Walking and other active meditations are the other starting points for talking about mindfulness because they are also parts of the training for it. They use as objects of focus an action which asks that you be aware of your surroundings whilst achieving the intensity of focus achieved in meditation and the heightened awareness of stress and desire. It is why the Chinese, the Japanese and the Tantrikas use wrestling and other martial arts as part of their training for it.

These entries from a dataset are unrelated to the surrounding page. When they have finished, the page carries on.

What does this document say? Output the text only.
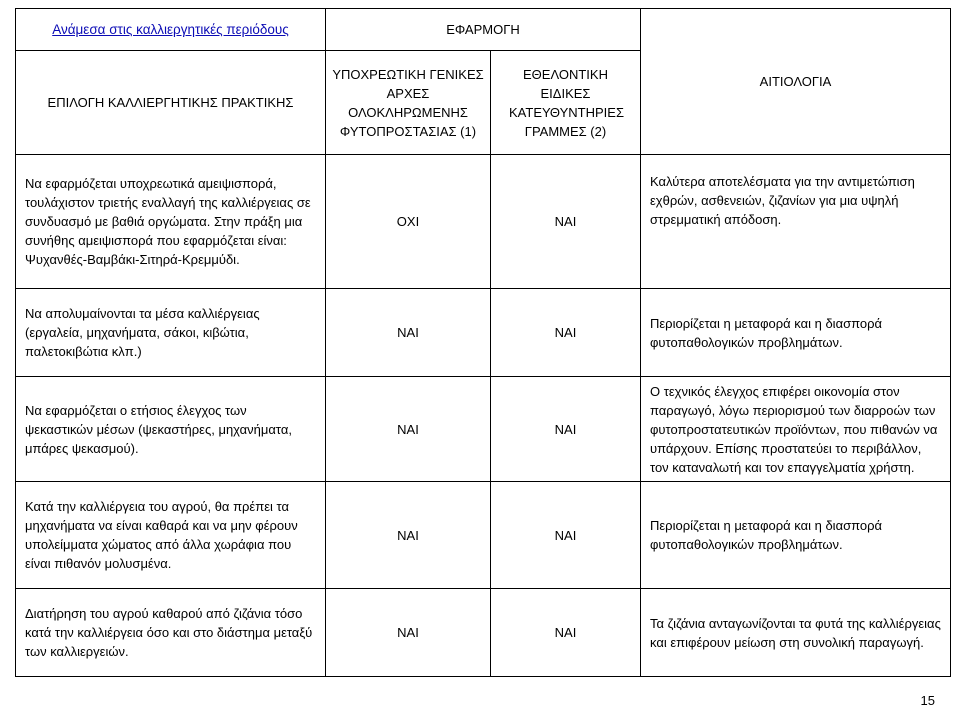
Ανάμεσα στις καλλιεργητικές περιόδους	ΕΦΑΡΜΟΓΗ		ΑΙΤΙΟΛΟΓΙΑ
ΕΠΙΛΟΓΗ ΚΑΛΛΙΕΡΓΗΤΙΚΗΣ ΠΡΑΚΤΙΚΗΣ	ΥΠΟΧΡΕΩΤΙΚΗ ΓΕΝΙΚΕΣ ΑΡΧΕΣ ΟΛΟΚΛΗΡΩΜΕΝΗΣ ΦΥΤΟΠΡΟΣΤΑΣΙΑΣ (1)	ΕΘΕΛΟΝΤΙΚΗ ΕΙΔΙΚΕΣ ΚΑΤΕΥΘΥΝΤΗΡΙΕΣ ΓΡΑΜΜΕΣ (2)	
Να εφαρμόζεται υποχρεωτικά αμειψισπορά, τουλάχιστον τριετής εναλλαγή της καλλιέργειας σε συνδυασμό με βαθιά οργώματα. Στην πράξη μια συνήθης αμειψισπορά που εφαρμόζεται είναι: Ψυχανθές-Βαμβάκι-Σιτηρά-Κρεμμύδι.	ΟΧΙ	ΝΑΙ	Καλύτερα αποτελέσματα για την αντιμετώπιση εχθρών, ασθενειών, ζιζανίων για μια υψηλή στρεμματική απόδοση.
Να απολυμαίνονται τα μέσα καλλιέργειας (εργαλεία, μηχανήματα, σάκοι, κιβώτια, παλετοκιβώτια κλπ.)	ΝΑΙ	ΝΑΙ	Περιορίζεται η μεταφορά και η διασπορά φυτοπαθολογικών προβλημάτων.
Να εφαρμόζεται ο ετήσιος έλεγχος των ψεκαστικών μέσων (ψεκαστήρες, μηχανήματα, μπάρες ψεκασμού).	ΝΑΙ	ΝΑΙ	Ο τεχνικός έλεγχος επιφέρει οικονομία στον παραγωγό, λόγω περιορισμού των διαρροών των φυτοπροστατευτικών προϊόντων, που πιθανών να υπάρχουν. Επίσης προστατεύει το περιβάλλον, τον καταναλωτή και τον επαγγελματία χρήστη.
Κατά την καλλιέργεια του αγρού, θα πρέπει τα μηχανήματα να είναι καθαρά και να μην φέρουν υπολείμματα χώματος από άλλα χωράφια που είναι πιθανόν μολυσμένα.	ΝΑΙ	ΝΑΙ	Περιορίζεται η μεταφορά και η διασπορά φυτοπαθολογικών προβλημάτων.
Διατήρηση του αγρού καθαρού από ζιζάνια τόσο κατά την καλλιέργεια όσο και στο διάστημα μεταξύ των καλλιεργειών.	ΝΑΙ	ΝΑΙ	Τα ζιζάνια ανταγωνίζονται τα φυτά της καλλιέργειας και επιφέρουν μείωση στη συνολική παραγωγή.
15
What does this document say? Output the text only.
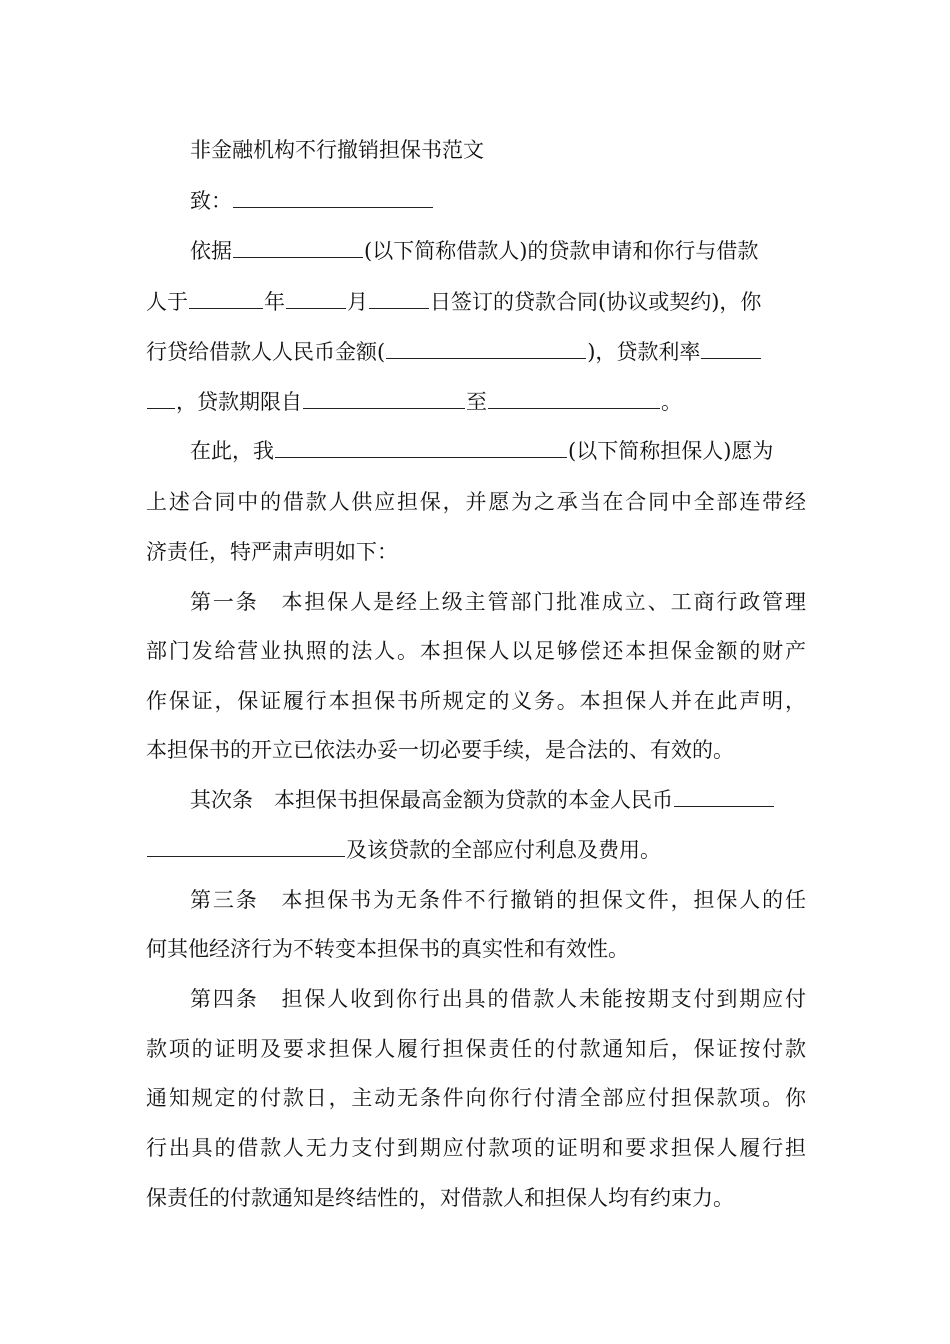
非金融机构不行撤销担保书范文
致：
依据	(以下简称借款人)的贷款申请和你行与借款
人于	年	月	日签订的贷款合同(协议或契约)，你
行贷给借款人人民币金额(	)，贷款利率
，贷款期限自	至	。
在此，我	(以下简称担保人)愿为
上述合同中的借款人供应担保，并愿为之承当在合同中全部连带经
济责任，特严肃声明如下：
第一条　本担保人是经上级主管部门批准成立、工商行政管理
部门发给营业执照的法人。本担保人以足够偿还本担保金额的财产
作保证，保证履行本担保书所规定的义务。本担保人并在此声明，
本担保书的开立已依法办妥一切必要手续，是合法的、有效的。
其次条　本担保书担保最高金额为贷款的本金人民币
及该贷款的全部应付利息及费用。
第三条　本担保书为无条件不行撤销的担保文件，担保人的任
何其他经济行为不转变本担保书的真实性和有效性。
第四条　担保人收到你行出具的借款人未能按期支付到期应付
款项的证明及要求担保人履行担保责任的付款通知后，保证按付款
通知规定的付款日，主动无条件向你行付清全部应付担保款项。你
行出具的借款人无力支付到期应付款项的证明和要求担保人履行担
保责任的付款通知是终结性的，对借款人和担保人均有约束力。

Let’s start from the everyday experience of mindfulness. When we say ‘to be mindful’ it means to be extra attentive to the possibility of danger so it is a wilful choice to heighten awareness. For most people this is achieved by tensing, by getting stressed about the situation, they lose their sense of the choices being made. In martial training the aim is to achieve that heighten awareness with a relaxation and self comfort based on strength and self-knowledge. In Tantra it is desire and passion that is the metaphor for this balanced intense aliveness.
The heightened states that are the natural results of intense danger and passionate desire generally involve the feeling of being overpowered by your emotions because something from the outside has reached in and given you a very real external focal point. If it is possible to say that meditation is when daylight consciousness in which we normally live marries the night time consciousness of sleep then mindfulness maybe a state that marries that everyday state of consciousness with the heightened states of stress and desire.

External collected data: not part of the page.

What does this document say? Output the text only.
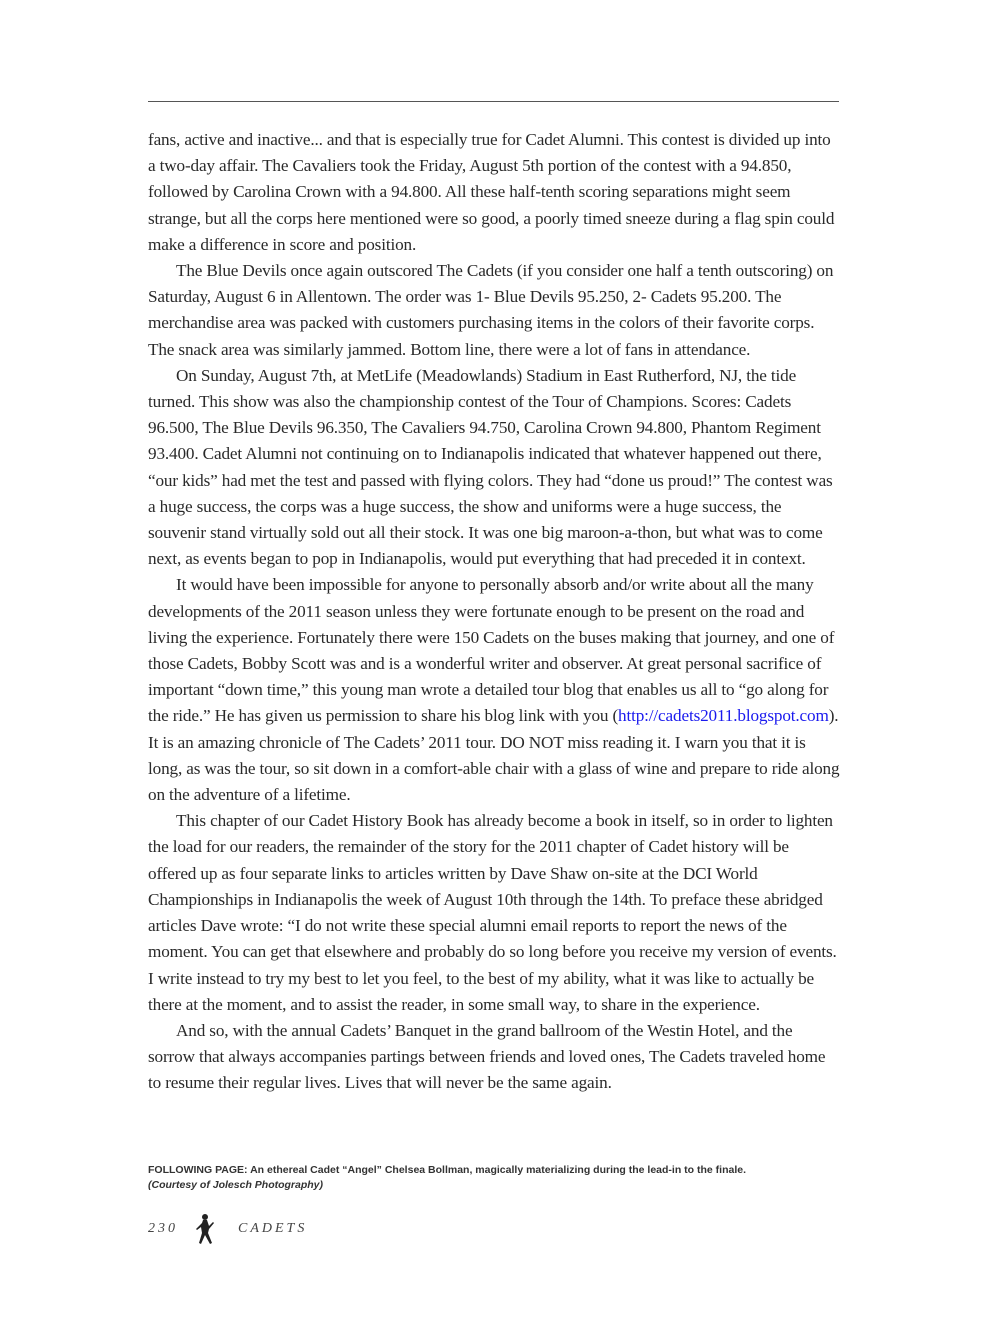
fans, active and inactive... and that is especially true for Cadet Alumni. This contest is divided up into a two-day affair. The Cavaliers took the Friday, August 5th portion of the contest with a 94.850, followed by Carolina Crown with a 94.800. All these half-tenth scoring separations might seem strange, but all the corps here mentioned were so good, a poorly timed sneeze during a flag spin could make a difference in score and position.

The Blue Devils once again outscored The Cadets (if you consider one half a tenth outscoring) on Saturday, August 6 in Allentown. The order was 1- Blue Devils 95.250, 2- Cadets 95.200. The merchandise area was packed with customers purchasing items in the colors of their favorite corps. The snack area was similarly jammed. Bottom line, there were a lot of fans in attendance.

On Sunday, August 7th, at MetLife (Meadowlands) Stadium in East Rutherford, NJ, the tide turned. This show was also the championship contest of the Tour of Champions. Scores: Cadets 96.500, The Blue Devils 96.350, The Cavaliers 94.750, Carolina Crown 94.800, Phantom Regiment 93.400. Cadet Alumni not continuing on to Indianapolis indicated that whatever happened out there, “our kids” had met the test and passed with flying colors. They had “done us proud!” The contest was a huge success, the corps was a huge success, the show and uniforms were a huge success, the souvenir stand virtually sold out all their stock. It was one big maroon-a-thon, but what was to come next, as events began to pop in Indianapolis, would put everything that had preceded it in context.

It would have been impossible for anyone to personally absorb and/or write about all the many developments of the 2011 season unless they were fortunate enough to be present on the road and living the experience. Fortunately there were 150 Cadets on the buses making that journey, and one of those Cadets, Bobby Scott was and is a wonderful writer and observer. At great personal sacrifice of important “down time,” this young man wrote a detailed tour blog that enables us all to “go along for the ride.” He has given us permission to share his blog link with you (http://cadets2011.blogspot.com). It is an amazing chronicle of The Cadets’ 2011 tour. DO NOT miss reading it. I warn you that it is long, as was the tour, so sit down in a comfort-able chair with a glass of wine and prepare to ride along on the adventure of a lifetime.

This chapter of our Cadet History Book has already become a book in itself, so in order to lighten the load for our readers, the remainder of the story for the 2011 chapter of Cadet history will be offered up as four separate links to articles written by Dave Shaw on-site at the DCI World Championships in Indianapolis the week of August 10th through the 14th. To preface these abridged articles Dave wrote: “I do not write these special alumni email reports to report the news of the moment. You can get that elsewhere and probably do so long before you receive my version of events. I write instead to try my best to let you feel, to the best of my ability, what it was like to actually be there at the moment, and to assist the reader, in some small way, to share in the experience.

And so, with the annual Cadets’ Banquet in the grand ballroom of the Westin Hotel, and the sorrow that always accompanies partings between friends and loved ones, The Cadets traveled home to resume their regular lives. Lives that will never be the same again.

FOLLOWING PAGE: An ethereal Cadet “Angel” Chelsea Bollman, magically materializing during the lead-in to the finale.
(Courtesy of Jolesch Photography)
230	CADETS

In these heightened states we are usually not aware of our inner life. The focus is on the external and as a result we hear stories of people doing all kinds of miraculous things because they overlook the limitations that normally restrict them. Meditation and contemplation are focussed on the experience of life inside your skin. Both are connected to your culture because the meditation exercises are usually taught along with meanings that have a whole cosmology to them, a background which is part of their power. Even Transcendental Meditation where they do not teach you the meaning of the particular mantra is still couched in goals and possibilities and meanings for your psyche of the practice.

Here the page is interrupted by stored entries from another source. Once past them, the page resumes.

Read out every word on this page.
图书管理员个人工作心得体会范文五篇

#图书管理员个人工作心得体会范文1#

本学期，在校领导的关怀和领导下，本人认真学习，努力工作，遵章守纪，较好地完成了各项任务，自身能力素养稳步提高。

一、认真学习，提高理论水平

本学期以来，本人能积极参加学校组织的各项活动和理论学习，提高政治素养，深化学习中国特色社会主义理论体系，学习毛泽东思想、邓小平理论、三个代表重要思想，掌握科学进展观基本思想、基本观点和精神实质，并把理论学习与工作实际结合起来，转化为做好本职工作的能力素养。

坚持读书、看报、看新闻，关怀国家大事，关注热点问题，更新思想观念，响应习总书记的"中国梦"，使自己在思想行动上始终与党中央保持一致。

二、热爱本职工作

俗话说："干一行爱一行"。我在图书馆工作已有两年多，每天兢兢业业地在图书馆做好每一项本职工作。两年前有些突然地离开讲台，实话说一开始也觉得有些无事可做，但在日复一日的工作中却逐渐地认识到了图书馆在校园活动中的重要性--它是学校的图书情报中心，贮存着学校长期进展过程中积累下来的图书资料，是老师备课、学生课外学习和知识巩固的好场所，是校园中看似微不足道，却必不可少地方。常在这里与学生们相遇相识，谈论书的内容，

Contemplation is not analytical in the logical way of science as we described above, but nonetheless it is a process of breaking down consciousness experientially to get beyond culture and language to the deep sources of your experience what Zen calls the “essence of mind”. Mindfulness is building a bridge between these two aspects of consciousness broadening the experience of wakefulness to incorporate the moment in all its meanings internal and external, cultural and sensory. Even here the simile of the bridge is inadequate because you probably focus on the bridge and forgot that it needs supports and entry points on each river bank, or maybe it’s across a freeway full of cars. In that sense it is transcendent because it transforms our relationship with our sense of self, our cultural context and the body, that is the seat of the uniqueness best demonstrated by the fact that we have one set of eyes looking at a point and integrated in our experience as a singular point of view.